Decades old research has linked diet screening and counselling in a doctor’s office to a range of positive health outcomes which includes improvements in body weight, blood pressure, blood sugar, and cholesterol. Those who received nutrition counseling from physicians were found to have lower weight, consumed less saturated fat and have lower cholesterol levels than those not getting this support.
A recent review by the US Preventive Services Task Force linked exercise and diet counseling to improvements in weight, cholesterol, blood sugar, and blood pressure in those who are at high risk for cardiovascular disease. Additionally a report published in Applied Physiology, Nutrition, and Metabolism found dietary assessment and counseling to be associated with increased consumption of fruits, vegetables, nuts and a reduced intake of processed baked goods.
According Susan Roberts, PhD, a senior scientist at the U.S. Department of Agriculture Nutrition Center at Tufts University in Medford, Massachusetts, it is also important to remember that for routine dietary screening and counseling to work in a primary care setting more doctors need to know how to give proper individualized nutritional advice so that they can stop referring patients to registered dietitians for counseling that may be hard for many patients to afford.
“Physicians have very little expertise in giving healthy dietary advice beyond generalities, so ideally if physicians are doing this screening, they will receive education to help them provide good advice based on the results,” says Dr.
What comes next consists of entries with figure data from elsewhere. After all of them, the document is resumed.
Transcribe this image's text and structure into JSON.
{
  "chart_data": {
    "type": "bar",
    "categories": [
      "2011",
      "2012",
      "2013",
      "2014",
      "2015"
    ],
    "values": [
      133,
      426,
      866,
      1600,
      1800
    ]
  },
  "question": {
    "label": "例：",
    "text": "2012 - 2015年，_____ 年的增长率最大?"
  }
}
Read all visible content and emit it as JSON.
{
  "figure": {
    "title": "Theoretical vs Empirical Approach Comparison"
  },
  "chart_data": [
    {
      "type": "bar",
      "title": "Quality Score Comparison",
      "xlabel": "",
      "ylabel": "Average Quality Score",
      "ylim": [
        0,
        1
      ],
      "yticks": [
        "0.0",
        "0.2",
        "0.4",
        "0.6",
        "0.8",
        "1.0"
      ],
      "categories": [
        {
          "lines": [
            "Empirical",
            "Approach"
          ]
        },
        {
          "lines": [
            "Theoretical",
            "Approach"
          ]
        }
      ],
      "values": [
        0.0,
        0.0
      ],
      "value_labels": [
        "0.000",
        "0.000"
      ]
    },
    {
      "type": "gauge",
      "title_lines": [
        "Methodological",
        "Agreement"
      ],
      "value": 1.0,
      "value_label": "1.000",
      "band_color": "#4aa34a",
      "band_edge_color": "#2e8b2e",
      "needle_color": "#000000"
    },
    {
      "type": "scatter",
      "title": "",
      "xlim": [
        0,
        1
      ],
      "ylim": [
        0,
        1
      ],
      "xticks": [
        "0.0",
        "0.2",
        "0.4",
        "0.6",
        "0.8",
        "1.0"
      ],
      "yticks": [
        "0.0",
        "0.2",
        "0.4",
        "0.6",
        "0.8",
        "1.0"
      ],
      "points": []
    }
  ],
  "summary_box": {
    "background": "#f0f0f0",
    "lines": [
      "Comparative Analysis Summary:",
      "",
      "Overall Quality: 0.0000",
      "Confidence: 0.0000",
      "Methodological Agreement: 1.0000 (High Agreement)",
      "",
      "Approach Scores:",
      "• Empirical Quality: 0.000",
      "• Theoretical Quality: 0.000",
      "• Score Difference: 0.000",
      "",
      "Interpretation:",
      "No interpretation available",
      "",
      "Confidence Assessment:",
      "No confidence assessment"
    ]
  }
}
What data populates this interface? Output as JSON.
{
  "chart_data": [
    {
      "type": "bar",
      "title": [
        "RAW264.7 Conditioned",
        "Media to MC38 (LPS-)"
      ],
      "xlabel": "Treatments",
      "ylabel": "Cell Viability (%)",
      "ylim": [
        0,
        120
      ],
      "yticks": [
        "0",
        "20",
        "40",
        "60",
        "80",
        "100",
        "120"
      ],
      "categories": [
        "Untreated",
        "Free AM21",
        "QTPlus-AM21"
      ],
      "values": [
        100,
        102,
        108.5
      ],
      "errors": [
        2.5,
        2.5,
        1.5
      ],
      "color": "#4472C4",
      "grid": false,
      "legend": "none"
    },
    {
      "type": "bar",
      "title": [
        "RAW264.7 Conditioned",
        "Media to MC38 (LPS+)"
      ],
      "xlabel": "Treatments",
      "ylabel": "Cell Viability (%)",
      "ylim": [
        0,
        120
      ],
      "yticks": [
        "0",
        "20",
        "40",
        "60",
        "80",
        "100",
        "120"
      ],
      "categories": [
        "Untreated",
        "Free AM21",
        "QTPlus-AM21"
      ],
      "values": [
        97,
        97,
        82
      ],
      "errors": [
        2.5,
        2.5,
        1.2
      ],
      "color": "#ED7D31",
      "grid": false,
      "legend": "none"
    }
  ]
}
Roberts, who was not an author of the current paper.
The AHA offers dietary guidelines that are available online for those without doctors offering diet screening or counseling. The association recommends diets rich in a variety of fruits, vegetables, whole grains, low fat dairy products, nuts, legumes, and skinless poultry and fish while limiting saturated fats, trans fats, sodium, red meat, sweets, soda and other sugary drinks. According to the AHA eating patterns that meet this heart healthy criteria include the DASH diet and Mediterranean eating plans.
“The massive health impacts of poor diet quality in the United States and globally and the potential for large reductions in health care costs and enhanced quality of life from population-wide improvements in diet quality provide a strong rationale to increase the delivery of diet assessment, education and counseling by clinicians and other members of the health care team in diverse health care settings,” the committee wrote. “Moreover, the consistent evidence that low nutrition knowledge negatively affects diet quality and clinician-delivered diet counseling improves diet behaviors and cardiometabolic risk factors supports adoption of routine integration of diet assessment and counseling into diverse health care settings.”